• News

Gagas NATO Asia, Ujian Pertama PM Jepang Terpilih dalam Diplomasi dengan AS

Yati Maulana | Senin, 30/09/2024 09:35 WIB
Gagas NATO Asia, Ujian Pertama PM Jepang Terpilih dalam Diplomasi dengan AS Shigeru Ishiba, pemimpin partai berkuasa Jepang yang baru terpilih, mengadakan konferensi pers di Tokyo, Jepang 27 September 2024. REUTERS

TOKYO - Shigeru Ishiba, yang ditunjuk menjadi perdana menteri Jepang berikutnya, dapat menimbulkan masalah diplomatik bagi AS. Dia pernah mengusulkan untuk merombak aliansi terdekat Tokyo dengan mengunci Washington ke dalam "NATO Asia" dan menempatkan pasukan Jepang di tanah AS.

Ishiba, yang terpilih sebagai pemimpin Partai Demokrat Liberal yang berkuasa pada hari Jumat, menguraikan rencananya dalam sebuah makalah untuk lembaga pemikir Hudson Institute minggu lalu. Ia berpendapat bahwa perubahan tersebut akan menghalangi Tiongkok menggunakan kekuatan militer di Asia.

"Tidak adanya sistem pertahanan diri kolektif seperti NATO di Asia berarti bahwa perang kemungkinan akan pecah karena tidak ada kewajiban untuk saling membela," tulisnya.
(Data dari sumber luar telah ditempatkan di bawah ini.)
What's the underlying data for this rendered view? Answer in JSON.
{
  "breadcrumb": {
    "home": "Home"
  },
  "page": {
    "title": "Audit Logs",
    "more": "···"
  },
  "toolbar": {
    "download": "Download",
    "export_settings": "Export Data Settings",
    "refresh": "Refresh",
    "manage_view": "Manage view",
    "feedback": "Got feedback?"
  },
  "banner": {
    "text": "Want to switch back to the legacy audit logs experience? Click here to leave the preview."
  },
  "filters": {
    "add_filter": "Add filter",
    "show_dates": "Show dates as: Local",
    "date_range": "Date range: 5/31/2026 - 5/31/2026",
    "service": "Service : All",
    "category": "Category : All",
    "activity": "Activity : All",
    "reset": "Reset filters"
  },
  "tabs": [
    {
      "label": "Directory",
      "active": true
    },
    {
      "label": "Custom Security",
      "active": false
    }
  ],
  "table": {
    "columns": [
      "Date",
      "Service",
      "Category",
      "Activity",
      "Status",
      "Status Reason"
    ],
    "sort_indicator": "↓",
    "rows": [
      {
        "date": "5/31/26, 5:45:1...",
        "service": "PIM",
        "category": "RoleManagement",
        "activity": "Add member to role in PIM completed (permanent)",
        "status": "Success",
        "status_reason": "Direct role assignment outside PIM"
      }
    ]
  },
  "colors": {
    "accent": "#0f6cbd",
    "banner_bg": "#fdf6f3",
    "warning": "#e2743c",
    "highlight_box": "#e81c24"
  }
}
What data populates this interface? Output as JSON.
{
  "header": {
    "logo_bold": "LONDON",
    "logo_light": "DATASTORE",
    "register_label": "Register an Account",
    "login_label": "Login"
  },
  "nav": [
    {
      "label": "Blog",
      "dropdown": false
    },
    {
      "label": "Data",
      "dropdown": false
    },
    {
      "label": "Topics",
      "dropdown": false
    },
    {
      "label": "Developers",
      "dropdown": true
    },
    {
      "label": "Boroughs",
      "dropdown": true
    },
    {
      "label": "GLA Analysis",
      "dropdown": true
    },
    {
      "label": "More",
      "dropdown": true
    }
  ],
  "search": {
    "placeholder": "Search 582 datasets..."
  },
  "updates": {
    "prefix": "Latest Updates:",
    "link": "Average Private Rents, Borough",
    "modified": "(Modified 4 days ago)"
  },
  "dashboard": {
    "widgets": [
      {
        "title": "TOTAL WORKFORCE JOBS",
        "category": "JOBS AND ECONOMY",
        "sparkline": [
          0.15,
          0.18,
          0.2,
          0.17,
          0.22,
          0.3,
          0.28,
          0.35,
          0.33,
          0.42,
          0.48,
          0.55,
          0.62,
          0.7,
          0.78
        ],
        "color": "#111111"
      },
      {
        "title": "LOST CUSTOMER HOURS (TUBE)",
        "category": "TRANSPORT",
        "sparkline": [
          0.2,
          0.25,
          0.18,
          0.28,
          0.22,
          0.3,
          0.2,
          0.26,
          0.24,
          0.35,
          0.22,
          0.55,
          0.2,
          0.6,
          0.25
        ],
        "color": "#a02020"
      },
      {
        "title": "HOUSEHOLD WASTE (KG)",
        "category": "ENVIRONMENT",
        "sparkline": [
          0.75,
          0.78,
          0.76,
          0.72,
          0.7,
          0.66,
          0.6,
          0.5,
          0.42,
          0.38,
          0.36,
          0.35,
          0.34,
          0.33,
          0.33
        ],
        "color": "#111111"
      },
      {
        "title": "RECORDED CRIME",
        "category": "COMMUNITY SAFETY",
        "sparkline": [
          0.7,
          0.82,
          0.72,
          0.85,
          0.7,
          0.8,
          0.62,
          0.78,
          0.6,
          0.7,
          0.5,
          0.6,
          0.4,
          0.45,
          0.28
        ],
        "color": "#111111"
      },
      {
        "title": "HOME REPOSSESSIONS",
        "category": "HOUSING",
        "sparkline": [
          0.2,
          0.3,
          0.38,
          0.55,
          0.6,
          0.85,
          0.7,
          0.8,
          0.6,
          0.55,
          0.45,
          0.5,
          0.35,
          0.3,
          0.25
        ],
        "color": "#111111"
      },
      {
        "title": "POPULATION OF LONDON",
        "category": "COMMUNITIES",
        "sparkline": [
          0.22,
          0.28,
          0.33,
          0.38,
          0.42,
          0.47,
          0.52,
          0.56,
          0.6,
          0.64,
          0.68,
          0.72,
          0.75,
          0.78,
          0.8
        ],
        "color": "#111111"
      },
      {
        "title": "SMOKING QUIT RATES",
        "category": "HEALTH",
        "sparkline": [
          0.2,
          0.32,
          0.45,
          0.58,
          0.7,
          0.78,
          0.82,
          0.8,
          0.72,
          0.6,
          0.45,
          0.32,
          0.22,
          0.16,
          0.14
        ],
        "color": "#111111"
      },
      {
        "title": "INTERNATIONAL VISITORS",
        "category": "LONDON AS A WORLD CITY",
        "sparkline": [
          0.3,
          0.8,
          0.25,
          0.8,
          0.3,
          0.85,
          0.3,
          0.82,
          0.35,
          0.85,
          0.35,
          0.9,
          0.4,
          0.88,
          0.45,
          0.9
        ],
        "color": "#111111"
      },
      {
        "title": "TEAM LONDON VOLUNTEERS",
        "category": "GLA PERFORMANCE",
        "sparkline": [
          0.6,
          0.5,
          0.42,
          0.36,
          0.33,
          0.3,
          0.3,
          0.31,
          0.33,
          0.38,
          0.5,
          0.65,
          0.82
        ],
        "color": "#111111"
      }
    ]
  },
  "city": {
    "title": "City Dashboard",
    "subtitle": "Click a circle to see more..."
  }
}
Ishiba, seperti banyak politisi Jepang, telah menyuarakan kekhawatiran atas lonjakan aktivitas militer Tiongkok di sekitar pulau-pulau Jepang.

Namun, gagasan NATO telah ditolak oleh Washington, dengan Daniel Kritenbrink, asisten menteri luar negeri untuk Asia Timur dan Pasifik, menolaknya sebagai sesuatu yang tergesa-gesa.

"Ia sangat ahli dalam hal militer, tetapi dalam hal diplomasi keamanan nasional, ia belum menunjukkan banyak keahlian," kata Joseph Kraft, analis politik keuangan di Rorschach Advisory di Tokyo.

Namun, Ishiba menegaskan kembali idenya pada hari Jumat, dengan mengatakan dalam konferensi pers bahwa "penurunan kekuatan AS secara relatif" membuat organisasi perjanjian Asia diperlukan.

Sejak kekalahannya dalam Perang Dunia Kedua, Jepang telah berada dalam pelukan Washington, yang memberikan perlindungan dengan persenjataan nuklirnya dan memiliki kapal induk, jet tempur, dan sekitar 50.000 tentara di Jepang.

Mantan menteri pertahanan Jepang Shigeru Ishiba ditetapkan pada hari Jumat untuk menjadi pemimpin baru negara itu, setelah memenangkan pemilihan putaran kedua dalam upaya kelima dan terakhirnya untuk memimpin Partai Demokrat Liberal yang berkuasa.

Perubahan yang berpotensi mengganggu yang diusulkan Ishiba akan terjadi saat AS mendesak hubungan yang lebih erat, Tokyo mengupayakan kerja sama pertahanan dengan Korea Selatan dan Australia, dan menjalin hubungan keamanan dengan negara-negara Eropa, termasuk Inggris dan Prancis, untuk melawan pengaruh Tiongkok yang semakin besar.

NATO Ishiba akan menggabungkan kumpulan pakta diplomatik dan keamanan yang ada, termasuk pengelompokan Quad - Jepang, AS, Australia, dan India - perjanjian AUKUS dari Canberra, Washington, dan London, dan kerja sama keamanan Jepang yang semakin mendalam dengan negara tetangga sekaligus saingannya, Seoul.

Aliansi keamanan baru itu, kata Ishiba, bahkan dapat berbagi kendali atas senjata nuklir Washington sebagai pencegah terhadap negara-negara tetangga Jepang yang bersenjata nuklir.

Berkampanye sebelum pemungutan suara hari Jumat, Ishiba mengatakan ia ingin menyeimbangkan kembali aliansi Jepang dengan AS, termasuk pengawasan yang lebih besar atas pangkalan militer AS di Jepang - sumber gesekan yang sering terjadi dengan penduduk setempat.

Dalam makalahnya di Hudson, Ishiba, yang memiliki reputasi sebagai pembuat onar di LDP, juga mengatakan aliansi militer Jepang dengan AS dapat direvisi untuk memungkinkan Tokyo menempatkan pasukan di Guam, wilayah AS, untuk pertama kalinya sejak 1944.

"Saya berani bertaruh bahwa itu tidak akan terjadi," kata Rintaro Nishimura, rekanan di The Asia Group Japan. "Sepertinya dia mencoba mengubah hubungan secara mendasar, tetapi tidak dengan cara yang sepenuhnya negatif."